Termino lo spiegone con la doverosa ricetta (del fornaio Domenico Calligaro) e i passaggi per poter assaggiare, con i dovuti tempi e le necessarie attese, un Pan di sorc tradizionale.

Ingredienti:

100 g di acqua,
100 g di lievito madre (o 25 g di lievito di birra),
50 g di zucchero,
50 g di farina di segale,
100 g di farina di cinquantino macinata fina,
200 g di farina di frumento tenero,
50 g di fichi secchi o uvetta sultanina,
a piacere un pizzico di cannella
alcuni semi di finocchio selvatico

Si mescolano farina di segale e frumento, a cui si aggiunge il lievito madre e l’acqua. Si impasta il tutto a mani nude. L’impasto è messo a riposare per almeno una notte, sotto a un canovaccio che lo preservi da correnti d’aria. Al contempo bisogna mettere in ammollo i semi di finocchio in acqua bollente, per la notte.

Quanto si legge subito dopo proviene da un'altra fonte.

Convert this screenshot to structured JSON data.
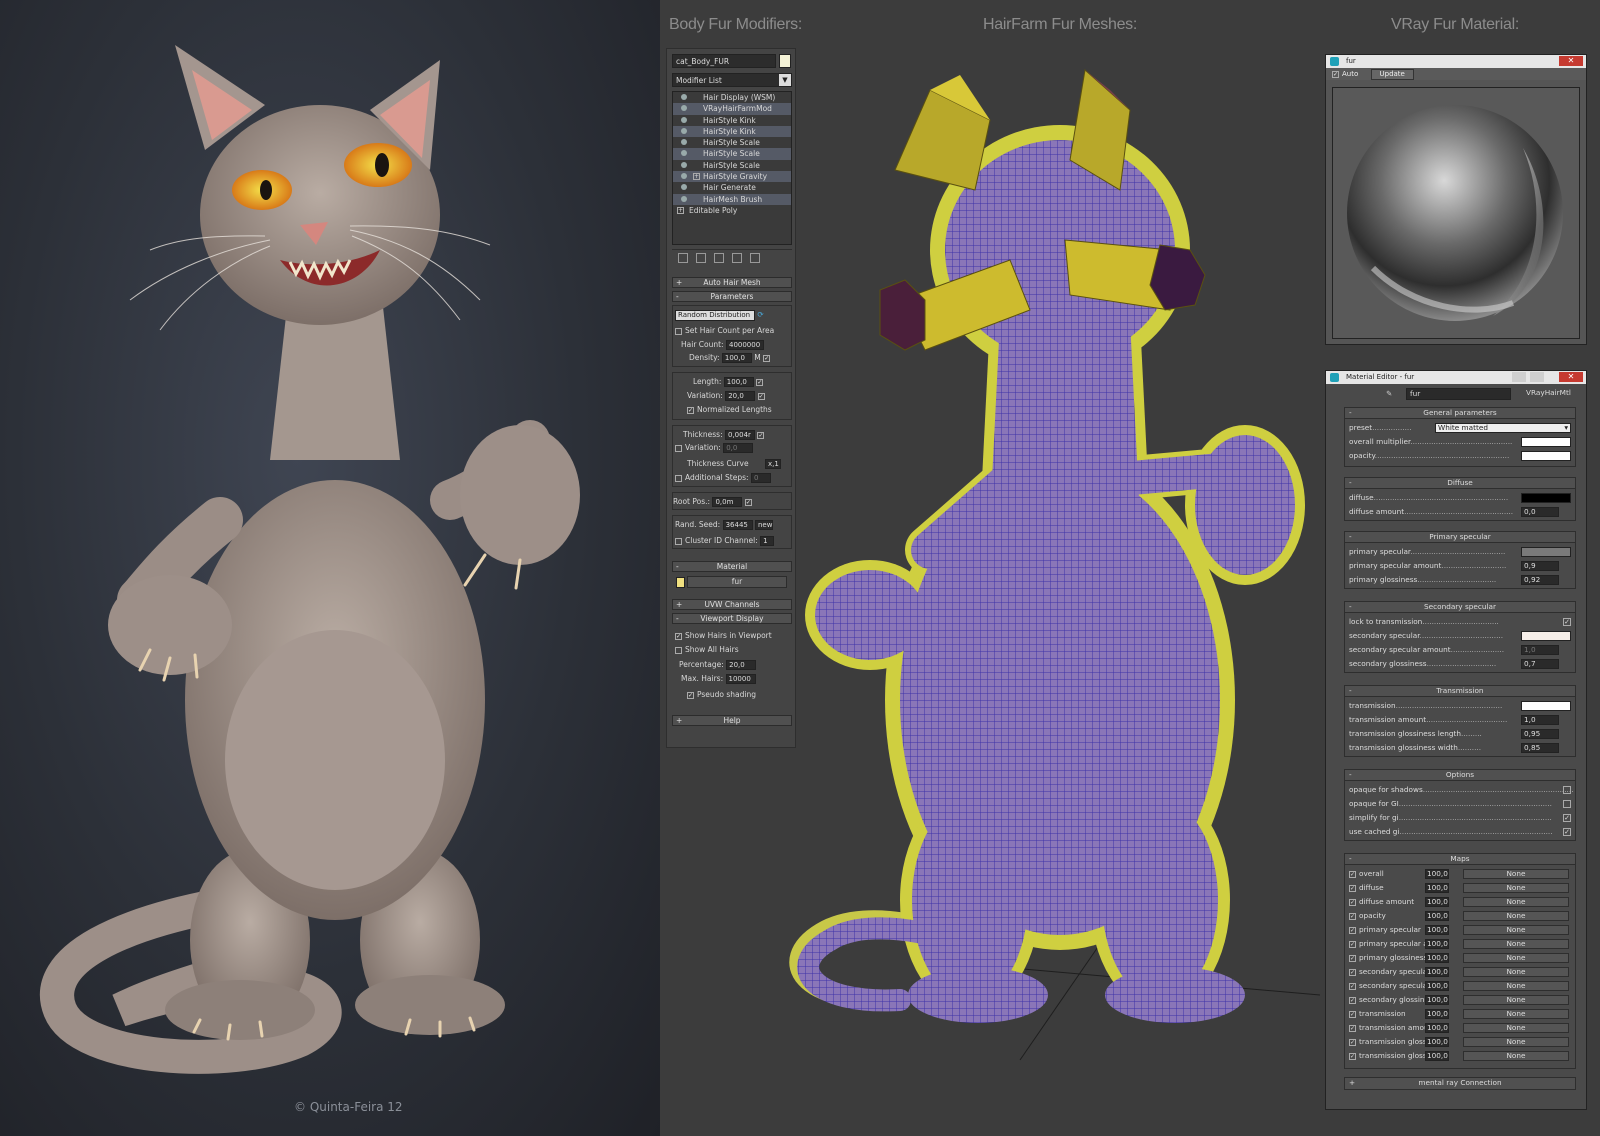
{
  "copyright": "© Quinta-Feira 12",
  "headings": {
    "modifiers": "Body Fur Modifiers:",
    "meshes": "HairFarm Fur Meshes:",
    "material": "VRay Fur Material:"
  },
  "modifier_panel": {
    "object_name": "cat_Body_FUR",
    "modifier_list": "Modifier List",
    "stack": [
      {
        "label": "Hair Display (WSM)",
        "plus": false
      },
      {
        "label": "VRayHairFarmMod",
        "plus": false
      },
      {
        "label": "HairStyle Kink",
        "plus": false
      },
      {
        "label": "HairStyle Kink",
        "plus": false
      },
      {
        "label": "HairStyle Scale",
        "plus": false
      },
      {
        "label": "HairStyle Scale",
        "plus": false
      },
      {
        "label": "HairStyle Scale",
        "plus": false
      },
      {
        "label": "HairStyle Gravity",
        "plus": true
      },
      {
        "label": "Hair Generate",
        "plus": false
      },
      {
        "label": "HairMesh Brush",
        "plus": false
      }
    ],
    "base_object": "Editable Poly",
    "rollouts": {
      "auto_hair_mesh": "Auto Hair Mesh",
      "parameters": "Parameters",
      "material": "Material",
      "uvw_channels": "UVW Channels",
      "viewport_display": "Viewport Display",
      "help": "Help"
    },
    "distribution": "Random Distribution",
    "set_hair_count": "Set Hair Count per Area",
    "hair_count_label": "Hair Count:",
    "hair_count": "4000000",
    "density_label": "Density:",
    "density": "100,0",
    "density_unit": "M",
    "length_label": "Length:",
    "length": "100,0",
    "variation_label": "Variation:",
    "variation": "20,0",
    "normalized_lengths": "Normalized Lengths",
    "thickness_label": "Thickness:",
    "thickness": "0,004r",
    "thick_variation_label": "Variation:",
    "thick_variation": "0,0",
    "thickness_curve": "Thickness Curve",
    "thickness_curve_btn": "x,1",
    "additional_steps": "Additional Steps:",
    "additional_steps_val": "0",
    "root_pos_label": "Root Pos.:",
    "root_pos": "0,0m",
    "rand_seed_label": "Rand. Seed:",
    "rand_seed": "36445",
    "new_label": "new",
    "cluster_label": "Cluster ID Channel:",
    "cluster_val": "1",
    "material_name": "fur",
    "show_hairs": "Show Hairs in Viewport",
    "show_all": "Show All Hairs",
    "percentage_label": "Percentage:",
    "percentage": "20,0",
    "max_hairs_label": "Max. Hairs:",
    "max_hairs": "10000",
    "pseudo_shading": "Pseudo shading"
  },
  "preview": {
    "title": "fur",
    "auto": "Auto",
    "update": "Update"
  },
  "material_editor": {
    "title": "Material Editor - fur",
    "material_name": "fur",
    "material_type": "VRayHairMtl",
    "general": {
      "title": "General parameters",
      "preset_label": "preset",
      "preset_value": "White matted",
      "overall_multiplier": "overall multiplier",
      "opacity": "opacity"
    },
    "diffuse": {
      "title": "Diffuse",
      "diffuse": "diffuse",
      "diffuse_amount": "diffuse amount",
      "diffuse_amount_val": "0,0"
    },
    "primary": {
      "title": "Primary specular",
      "primary_specular": "primary specular",
      "amount": "primary specular amount",
      "amount_val": "0,9",
      "glossiness": "primary glossiness",
      "glossiness_val": "0,92"
    },
    "secondary": {
      "title": "Secondary specular",
      "lock": "lock to transmission",
      "secondary_specular": "secondary specular",
      "amount": "secondary specular amount",
      "amount_val": "1,0",
      "glossiness": "secondary glossiness",
      "glossiness_val": "0,7"
    },
    "transmission": {
      "title": "Transmission",
      "transmission": "transmission",
      "amount": "transmission amount",
      "amount_val": "1,0",
      "gloss_length": "transmission glossiness length",
      "gloss_length_val": "0,95",
      "gloss_width": "transmission glossiness width",
      "gloss_width_val": "0,85"
    },
    "options": {
      "title": "Options",
      "items": [
        {
          "label": "opaque for shadows",
          "checked": false
        },
        {
          "label": "opaque for GI",
          "checked": false
        },
        {
          "label": "simplify for gi",
          "checked": true
        },
        {
          "label": "use cached gi",
          "checked": true
        }
      ]
    },
    "maps": {
      "title": "Maps",
      "rows": [
        {
          "label": "overall",
          "amount": "100,0",
          "map": "None"
        },
        {
          "label": "diffuse",
          "amount": "100,0",
          "map": "None"
        },
        {
          "label": "diffuse amount",
          "amount": "100,0",
          "map": "None"
        },
        {
          "label": "opacity",
          "amount": "100,0",
          "map": "None"
        },
        {
          "label": "primary specular",
          "amount": "100,0",
          "map": "None"
        },
        {
          "label": "primary specular ar",
          "amount": "100,0",
          "map": "None"
        },
        {
          "label": "primary glossiness",
          "amount": "100,0",
          "map": "None"
        },
        {
          "label": "secondary specula",
          "amount": "100,0",
          "map": "None"
        },
        {
          "label": "secondary specula",
          "amount": "100,0",
          "map": "None"
        },
        {
          "label": "secondary glossine",
          "amount": "100,0",
          "map": "None"
        },
        {
          "label": "transmission",
          "amount": "100,0",
          "map": "None"
        },
        {
          "label": "transmission amoun",
          "amount": "100,0",
          "map": "None"
        },
        {
          "label": "transmission glossi",
          "amount": "100,0",
          "map": "None"
        },
        {
          "label": "transmission glossi",
          "amount": "100,0",
          "map": "None"
        }
      ]
    },
    "mental_ray": "mental ray Connection"
  },
  "colors": {
    "fur_yellow": "#d8d84a",
    "mesh_purple": "#6a5aa8",
    "accent_cyan": "#1fa1b8"
  }
}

Completato il periodo di riposo dell’impasto, lo si pesa, perché la quantità di cinquantino dev’essere precisamente del 40%. Questo è poi bagnato con l’acqua dell’ammollo dei semi di finocchio, leggermente scaldata, fino ad ottenere una ‘polentina’. L’impasto bianco (quello che ha riposato) va posto su una spianatoia e schiacciata. La farina di cinquantino va sparsa sopra alla schiacciata di impasto bianco e si procede, sempre a mani nude, a lavorare il tutto con tanto entusiasmo. Quando l’impasto è nuovamente liscio, va schiacciato per permettere l’aggiunta di fichi a pezzetti, uva passa, cannella, zucchero, sale. L’impasto dev’essere nuovamente lavorato fino ad ottenere una sfera liscia, che va divisa in 4 parti.

Pagnotte troppo grandi cuociono male e in maniera non uniforme, rischiando di lasciare il centro troppo umido; meglio farne quattro dai volumi più contenuti. Bisogna attendere altre due ore, il tempo che le pagnotte riposino, spolverate di farina di mais e coperte da un canovaccio. Al termine dell’ultimo riposo, il fornaio incide ‘la croce della benedizione’ sulla superficie e inforna il prodotto in un forno, che secondo disciplinare, è rigorosamente a legna (ma il forno elettrico di casa nostra sopperisce egregiamente). La cottura si protrae per 40 minuti a 180°C al termine della quale si estraggono le pagnotte dall’aspetto e dal profumo caratteristico.

Assaggiatelo, il Pan di sorc; attendo i vostri commenti.